Avaliação quantitativa – competências por questão
O que vemos na tela de um telejornal:
– É uma construção da realidade a partir das idéias dos envolvidos com o programa (muito competente)
– É uma representação fiel da realidade (razoavelmente competente)

Avaliadora da competência “conhecedor”, a questão mostra que a classe já possuía um bom nível de conhecimento sobre a idéia de “realidade editada” antes do curso. Indica, ainda que o curso teve importante papel na melhoria dos níveis de competência (de 76% para 92%), algo coerente com a ênfase e o tempo dedicado à discussão desse conceito durante os encontros.

Sobre o maior grupo de mídia do Brasil, a Globo, é mais correto afirmar:
– Tem dívidas e tem vários políticos como donos de emissoras regionais, o que prejudica sua independência (muito competente)
– Está endividado e tende a defender o governo porque depende de seus anúncios (razoavelmente competente)

Avaliadora da competência “maduro”, a questão indica reduzido nível de competência quanto ao conhecimento de como as relações políticas e econômicas interferem no que é divulgado na mídia. Embora a questão tenha sido pouco abordada no curso, por isso a melhoria nessa competência específica (de 16% a 24%) supera a média geral.

Qual sua opinião em relação às novelas?
– São produções para divertir, mas temos de ter consciência que elas não informam e não educam (quando educam, educam pouco) (muito competente)
– Podem ser boas para nos divertir – ou ruins, se a gente ficar viciado nelas (razoavelmente competente)
Avaliadora da dimensão “crítico”, a questão indica que os alunos já eram bastante competentes em relação à função de entretenimento das telenovelas. Embora a porcentagem geral de competência não tenha se alterado (manteve-se em 96%), o total de alunos muito competentes subiu 12%.

Quando acho que a TV cometeu um erro e ofendeu os direitos de alguma pessoa, o que faço?
– Escrevo uma carta à emissora dizendo o que penso (muito competente)
– Além de comentar com a família, conto a história da ofensa no meu trabalho (razoavelmente competente)
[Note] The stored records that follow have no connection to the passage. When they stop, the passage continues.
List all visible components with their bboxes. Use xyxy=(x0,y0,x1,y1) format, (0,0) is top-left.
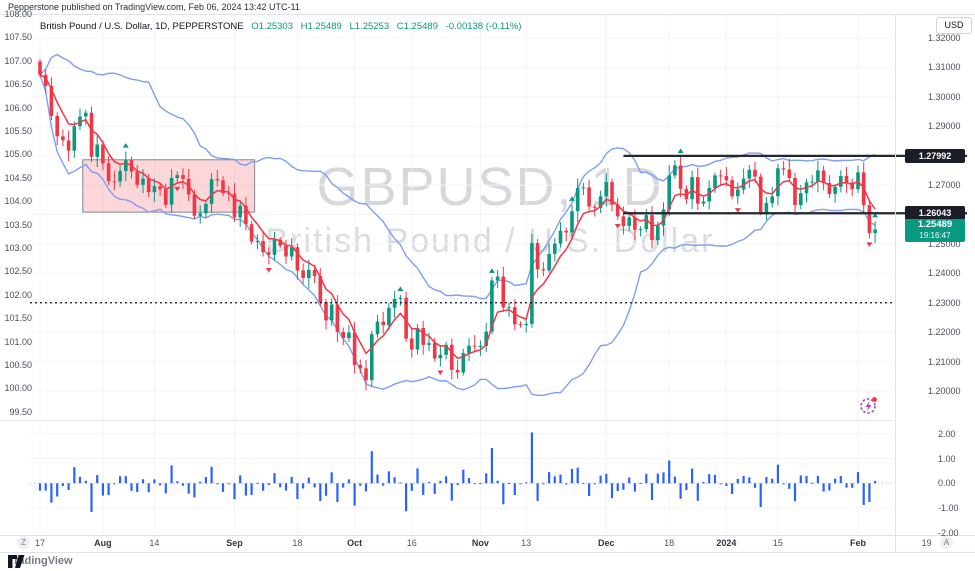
bar-countdown: 19:16:47 xyxy=(919,231,951,240)
time-axis-label: 15 xyxy=(772,538,783,548)
ohlc-change: -0.00138 (-0.11%) xyxy=(445,21,522,32)
ohlc-close: C1.25489 xyxy=(396,21,438,32)
time-axis-label: 13 xyxy=(521,538,532,548)
time-axis-label: Sep xyxy=(226,538,243,548)
right-axis-label: 1.27000 xyxy=(928,180,961,191)
tradingview-logo[interactable]: TradingView xyxy=(8,555,73,568)
right-axis-label: 1.21000 xyxy=(928,356,961,367)
right-axis-label: 1.25000 xyxy=(928,238,961,249)
right-axis-label: 1.20000 xyxy=(928,386,961,396)
corner-badge[interactable]: A xyxy=(940,536,953,549)
ohlc-low: L1.25253 xyxy=(349,21,390,32)
right-axis-label: 1.30000 xyxy=(928,91,961,102)
timezone-badge[interactable]: Z xyxy=(17,536,30,549)
left-axis-label: 103.50 xyxy=(4,219,32,230)
time-axis-label: 18 xyxy=(664,538,675,548)
footer-separator xyxy=(0,552,975,553)
left-axis-label: 105.00 xyxy=(4,149,32,160)
left-axis-label: 107.00 xyxy=(4,55,32,66)
time-axis-label: 14 xyxy=(149,538,160,548)
support-price-label[interactable]: 1.26043 xyxy=(905,206,965,220)
last-price-value: 1.25489 xyxy=(917,219,953,230)
symbol-name: British Pound / U.S. Dollar, 1D, PEPPERS… xyxy=(40,21,244,32)
pane-separator[interactable] xyxy=(0,420,893,421)
time-axis-label: Oct xyxy=(347,538,363,548)
time-axis-label: 17 xyxy=(34,538,45,548)
time-axis-label: Feb xyxy=(849,538,866,548)
indicator-axis-label: -2.00 xyxy=(938,527,959,538)
left-axis-label: 101.50 xyxy=(4,313,32,324)
left-axis-label: 100.50 xyxy=(4,360,32,370)
indicator-axis-label: 2.00 xyxy=(938,428,956,439)
ohlc-high: H1.25489 xyxy=(300,21,342,32)
publish-attribution: Pepperstone published on TradingView.com… xyxy=(8,2,300,12)
left-axis-label: 103.00 xyxy=(4,243,32,253)
symbol-info-row[interactable]: British Pound / U.S. Dollar, 1D, PEPPERS… xyxy=(40,21,521,32)
indicator-axis-label: 1.00 xyxy=(938,453,956,464)
last-price-label[interactable]: 1.25489 19:16:47 xyxy=(905,219,965,242)
left-axis-label: 104.50 xyxy=(4,172,32,183)
time-axis-label: 16 xyxy=(406,538,417,548)
indicator-axis-label: 0.00 xyxy=(938,478,956,489)
left-axis-label: 104.00 xyxy=(4,196,32,207)
right-axis-label: 1.23000 xyxy=(928,297,961,308)
tradingview-logo-text: TradingView xyxy=(8,555,73,567)
time-axis-label: Nov xyxy=(471,538,489,548)
ohlc-open: O1.25303 xyxy=(251,21,293,32)
left-axis-label: 105.50 xyxy=(4,126,32,136)
time-axis-label: Dec xyxy=(598,538,615,548)
right-axis-label: 1.32000 xyxy=(928,33,961,43)
left-axis-label: 101.00 xyxy=(4,336,32,347)
left-axis-label: 106.00 xyxy=(4,102,32,113)
tradingview-logo-icon xyxy=(8,555,25,568)
time-axis-separator xyxy=(0,535,975,536)
left-axis-label: 102.50 xyxy=(4,266,32,277)
top-frame-line xyxy=(0,14,975,15)
currency-toggle-button[interactable]: USD xyxy=(936,17,972,34)
left-axis-label: 99.50 xyxy=(9,406,32,417)
consolidation-box xyxy=(82,159,256,213)
indicator-axis-label: -1.00 xyxy=(938,503,959,513)
left-axis-label: 106.50 xyxy=(4,79,32,90)
right-axis-label: 1.22000 xyxy=(928,327,961,338)
resistance-price-label[interactable]: 1.27992 xyxy=(905,149,965,163)
time-axis-label: 2024 xyxy=(716,538,737,548)
ideas-stream-icon xyxy=(860,397,877,414)
left-axis-label: 107.50 xyxy=(4,32,32,43)
right-axis-separator xyxy=(895,14,896,552)
time-axis-label: 19 xyxy=(921,538,932,548)
right-axis-label: 1.24000 xyxy=(928,268,961,279)
time-axis-label: 18 xyxy=(292,538,303,548)
time-axis-label: Aug xyxy=(94,538,112,548)
right-axis-label: 1.29000 xyxy=(928,121,961,132)
left-axis-label: 102.00 xyxy=(4,289,32,300)
right-axis-label: 1.31000 xyxy=(928,62,961,73)
left-axis-label: 108.00 xyxy=(4,9,32,19)
left-axis-label: 100.00 xyxy=(4,383,32,394)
Avaliadora da dimensão “ativo”, a questão indica diminuição no nível de competência antes e depois do curso (queda de 60% para 56%). Embora tenha havido significativo aumento na porcentagem de alunos muito competentes, a hipótese é que a diminuição no nível geral possa significar uma reavaliação crítica da ação, gerando uma adequação do discurso à prática.
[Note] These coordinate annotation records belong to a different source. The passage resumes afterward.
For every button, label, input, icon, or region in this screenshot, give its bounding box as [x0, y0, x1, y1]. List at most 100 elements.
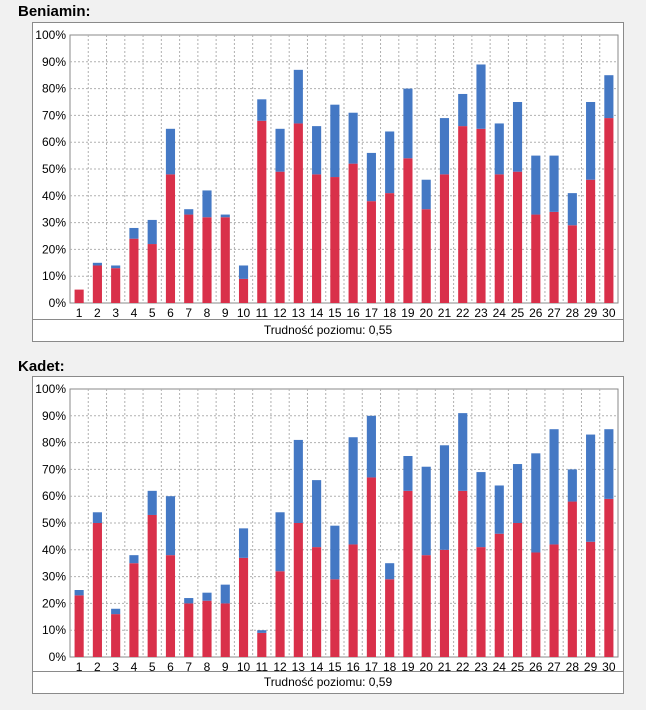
y-tick-label: 40%	[42, 189, 66, 203]
bar-segment-blue	[147, 490, 157, 515]
bar-segment-blue	[366, 415, 376, 478]
x-tick-label: 9	[222, 306, 229, 320]
x-tick-label: 24	[493, 660, 507, 674]
bar-segment-blue	[129, 227, 139, 239]
bar-segment-blue	[257, 630, 267, 633]
bar-segment-blue	[421, 466, 431, 556]
bar-segment-blue	[92, 262, 102, 266]
bar-segment-blue	[165, 128, 176, 175]
x-tick-label: 17	[365, 660, 379, 674]
bar-segment-red	[586, 179, 596, 303]
bar-segment-blue	[348, 437, 358, 545]
x-tick-label: 28	[566, 306, 580, 320]
x-tick-label: 27	[547, 306, 561, 320]
x-tick-label: 5	[149, 306, 156, 320]
x-tick-label: 9	[222, 660, 229, 674]
bar-segment-blue	[92, 512, 102, 523]
x-tick-label: 8	[204, 660, 211, 674]
y-tick-label: 20%	[42, 242, 66, 256]
y-tick-label: 100%	[35, 28, 66, 42]
x-tick-label: 1	[76, 660, 83, 674]
y-tick-label: 90%	[42, 55, 66, 69]
x-tick-label: 16	[346, 306, 360, 320]
bar-segment-blue	[567, 469, 577, 502]
bar-segment-blue	[293, 69, 303, 124]
x-tick-label: 10	[237, 306, 251, 320]
chart-kadet: 0%10%20%30%40%50%60%70%80%90%100%1 2 3 4 5 6 7…	[35, 382, 619, 674]
bar-segment-blue	[312, 126, 322, 175]
bar-segment-blue	[421, 179, 431, 210]
x-tick-label: 12	[273, 306, 287, 320]
y-tick-label: 0%	[49, 296, 67, 310]
bar-segment-red	[567, 225, 577, 303]
bar-segment-blue	[385, 563, 395, 580]
x-tick-label: 24	[493, 306, 507, 320]
bar-segment-blue	[604, 429, 614, 499]
x-tick-label: 15	[328, 660, 342, 674]
x-tick-label: 6	[167, 306, 174, 320]
x-tick-label: 7	[185, 306, 192, 320]
x-tick-label: 22	[456, 660, 470, 674]
bar-segment-red	[147, 244, 157, 303]
x-tick-label: 1	[76, 306, 83, 320]
bar-segment-blue	[312, 480, 322, 548]
x-tick-label: 30	[602, 306, 616, 320]
bar-segment-blue	[220, 584, 230, 604]
x-tick-label: 19	[401, 660, 415, 674]
bar-segment-red	[275, 171, 285, 303]
bar-segment-red	[165, 555, 176, 657]
bar-segment-blue	[275, 128, 285, 172]
bar-segment-red	[74, 289, 84, 303]
bar-segment-red	[312, 174, 322, 303]
x-tick-label: 16	[346, 660, 360, 674]
x-tick-label: 30	[602, 660, 616, 674]
x-tick-label: 6	[167, 660, 174, 674]
bar-segment-blue	[586, 102, 596, 180]
bar-segment-red	[202, 217, 212, 303]
x-tick-label: 8	[204, 306, 211, 320]
x-tick-label: 4	[131, 660, 138, 674]
x-tick-label: 11	[256, 660, 269, 674]
x-tick-label: 13	[292, 660, 306, 674]
chart-title-beniamin: Beniamin:	[18, 3, 91, 20]
y-tick-label: 100%	[35, 382, 66, 396]
x-tick-label: 14	[310, 306, 324, 320]
bar-segment-red	[421, 209, 431, 303]
bar-segment-blue	[385, 131, 395, 194]
bar-segment-red	[476, 547, 486, 657]
chart-title-kadet: Kadet:	[18, 358, 65, 375]
bar-segment-blue	[494, 123, 504, 175]
bar-segment-blue	[567, 193, 577, 226]
x-tick-label: 28	[566, 660, 580, 674]
bar-segment-red	[476, 128, 486, 303]
bar-segment-red	[439, 174, 450, 303]
x-tick-label: 5	[149, 660, 156, 674]
x-tick-label: 3	[112, 660, 119, 674]
bar-segment-blue	[549, 429, 559, 545]
bar-segment-red	[512, 171, 523, 303]
bar-segment-blue	[74, 590, 84, 596]
y-tick-label: 30%	[42, 570, 66, 584]
bar-segment-red	[348, 544, 358, 657]
x-tick-label: 2	[94, 660, 101, 674]
bar-segment-blue	[439, 118, 450, 175]
bar-segment-red	[494, 174, 504, 303]
bar-segment-blue	[403, 456, 413, 491]
bar-segment-blue	[147, 219, 157, 245]
x-tick-label: 14	[310, 660, 324, 674]
bar-segment-blue	[604, 75, 614, 119]
bar-segment-red	[147, 514, 157, 657]
y-tick-label: 60%	[42, 135, 66, 149]
caption-divider	[33, 319, 623, 320]
bar-segment-blue	[202, 190, 212, 218]
y-tick-label: 80%	[42, 436, 66, 450]
chart-frame-beniamin: 0% 10% 20% 30% 40% 50% 60% 70% 80% 90% 100% 1 2 3 4 5 6 7…	[32, 22, 624, 342]
x-tick-label: 23	[474, 306, 488, 320]
bar-segment-blue	[494, 485, 504, 534]
x-tick-label: 4	[131, 306, 138, 320]
bar-segment-red	[293, 123, 303, 303]
bar-segment-blue	[476, 64, 486, 129]
bar-segment-red	[366, 477, 376, 657]
bar-segment-red	[111, 268, 121, 303]
y-tick-label: 0%	[49, 650, 67, 664]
Em relação às opiniões que passam na TV:
– Acho que a TV pode tentar manipular, mas podemos desconfiar e cruzar as opiniões da TV com as da nossa família, amigos, livros e outros meios de comunicação (muito competente)
– Acho que a TV pode tentar manipular, mas se soubermos pensar direito, não somos enganados (razoavelmente competente)
Também avaliadora da dimensão “crítico”, a questão indica novamente alto índice de competência inicial. Mesmo assim, há melhora (de 92% para 96%). Também o índice de muita competência apresenta elevada subida (12%), o que pode indicar uma maior sofisticação das opiniões, que passam agora a considerar a recepção como um processo e não um momento.
Consigo ter a idéia e realizar algum tipo de comunicação (jornal, filme, rádio etc.)?
– Acho eu e meus colegas podemos ter a idéia e realizar qualquer coisa (um anúncio, um texto, um programa de rádio, um telejornal) sem a ajuda de um professor (muito competente)
– Acho que poderia ter a idéia de um filme ou uma cena de novela se outros me ajudarem (razoavelmente competente)
Avaliadora da dimensão “criativo”, a questão apresenta a maior queda no nível de competências desejáveis (de 60% a 52%). A hipótese, aqui, é que o contato com a produção de um programa midiático tenha dado um “choque de realidade” nos alunos, gerando, novamente, uma adequação do discurso à prática.